Sunday, November 28, 2010: Matthew 24:36-44
As a child, I remember hearing in church about the second coming and Jesus returning. Long before the Left Behind series arrived, I heard the mournful strains of "I Wish We'd All Been Ready" around our church campfires.
One moonlit summer night on my family's farm, I woke up. Enchanted with the rare opportunity to be alone, I wandered around outside. The wind was picking up and a storm was coming in from behind the cedar windbreak. The full moon slid behind a large cloud. It was eerie—and stunningly beautiful. The storm cloud, lit from behind, had a bright center and dark edges. When it broke, the moon sent shafts of light toward the earth. I was pretty sure that Jesus would soon be riding in for his second coming and wondered what he might do if he found only one person out in the field instead of two—so I ran inside to check on my sleeping family. My siblings were all accounted for, but both parents were getting up to close windows in an entirely mundane manner.

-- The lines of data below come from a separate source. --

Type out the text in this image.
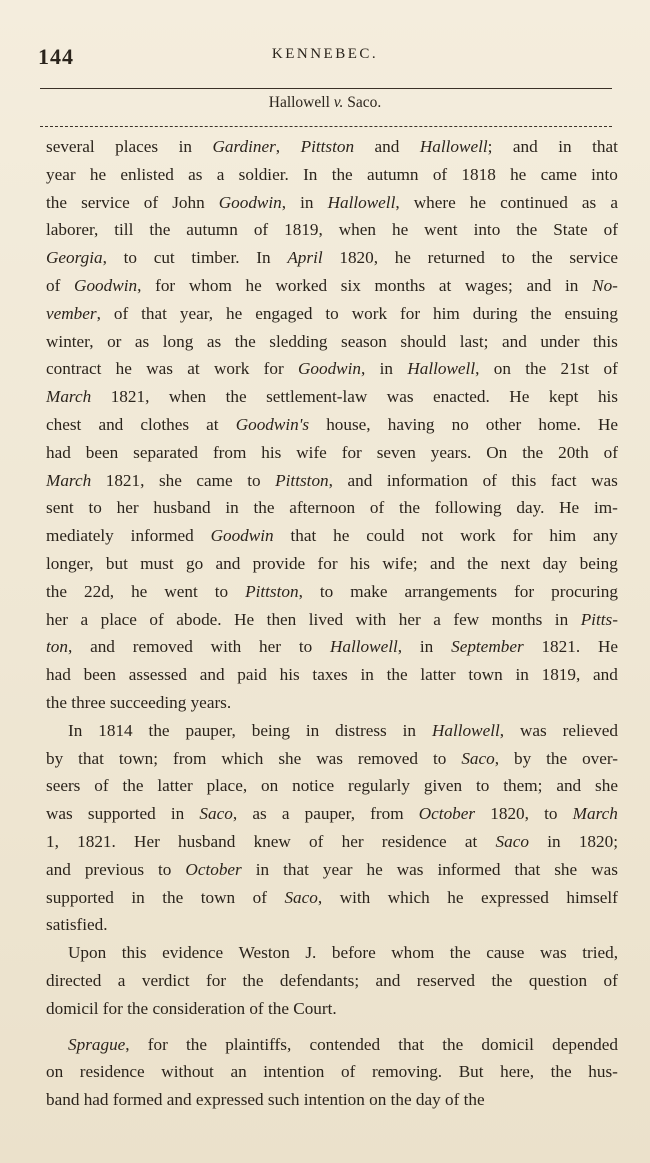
144	KENNEBEC.
Hallowell v. Saco.
several places in Gardiner, Pittston and Hallowell; and in that
year he enlisted as a soldier. In the autumn of 1818 he came into
the service of John Goodwin, in Hallowell, where he continued as a
laborer, till the autumn of 1819, when he went into the State of
Georgia, to cut timber. In April 1820, he returned to the service
of Goodwin, for whom he worked six months at wages; and in No-
vember, of that year, he engaged to work for him during the ensuing
winter, or as long as the sledding season should last; and under this
contract he was at work for Goodwin, in Hallowell, on the 21st of
March 1821, when the settlement-law was enacted. He kept his
chest and clothes at Goodwin's house, having no other home. He
had been separated from his wife for seven years. On the 20th of
March 1821, she came to Pittston, and information of this fact was
sent to her husband in the afternoon of the following day. He im-
mediately informed Goodwin that he could not work for him any
longer, but must go and provide for his wife; and the next day being
the 22d, he went to Pittston, to make arrangements for procuring
her a place of abode. He then lived with her a few months in Pitts-
ton, and removed with her to Hallowell, in September 1821. He
had been assessed and paid his taxes in the latter town in 1819, and
the three succeeding years.
In 1814 the pauper, being in distress in Hallowell, was relieved
by that town; from which she was removed to Saco, by the over-
seers of the latter place, on notice regularly given to them; and she
was supported in Saco, as a pauper, from October 1820, to March
1, 1821. Her husband knew of her residence at Saco in 1820;
and previous to October in that year he was informed that she was
supported in the town of Saco, with which he expressed himself
satisfied.
Upon this evidence Weston J. before whom the cause was tried,
directed a verdict for the defendants; and reserved the question of
domicil for the consideration of the Court.
Sprague, for the plaintiffs, contended that the domicil depended
on residence without an intention of removing. But here, the hus-
band had formed and expressed such intention on the day of the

It was all the answer I required—I went back to bed.
The passage in Matthew contains several small parables of watchfulness. In the days of Noah, the people watched Noah build the ark, collect his menagerie and his family, and go in and shut the door. Yet they then went on with life—until the deluge. The other small parables are similar in tone. Two men are in a field; two women are grinding flour—one of the pair is ready but the other gets left behind.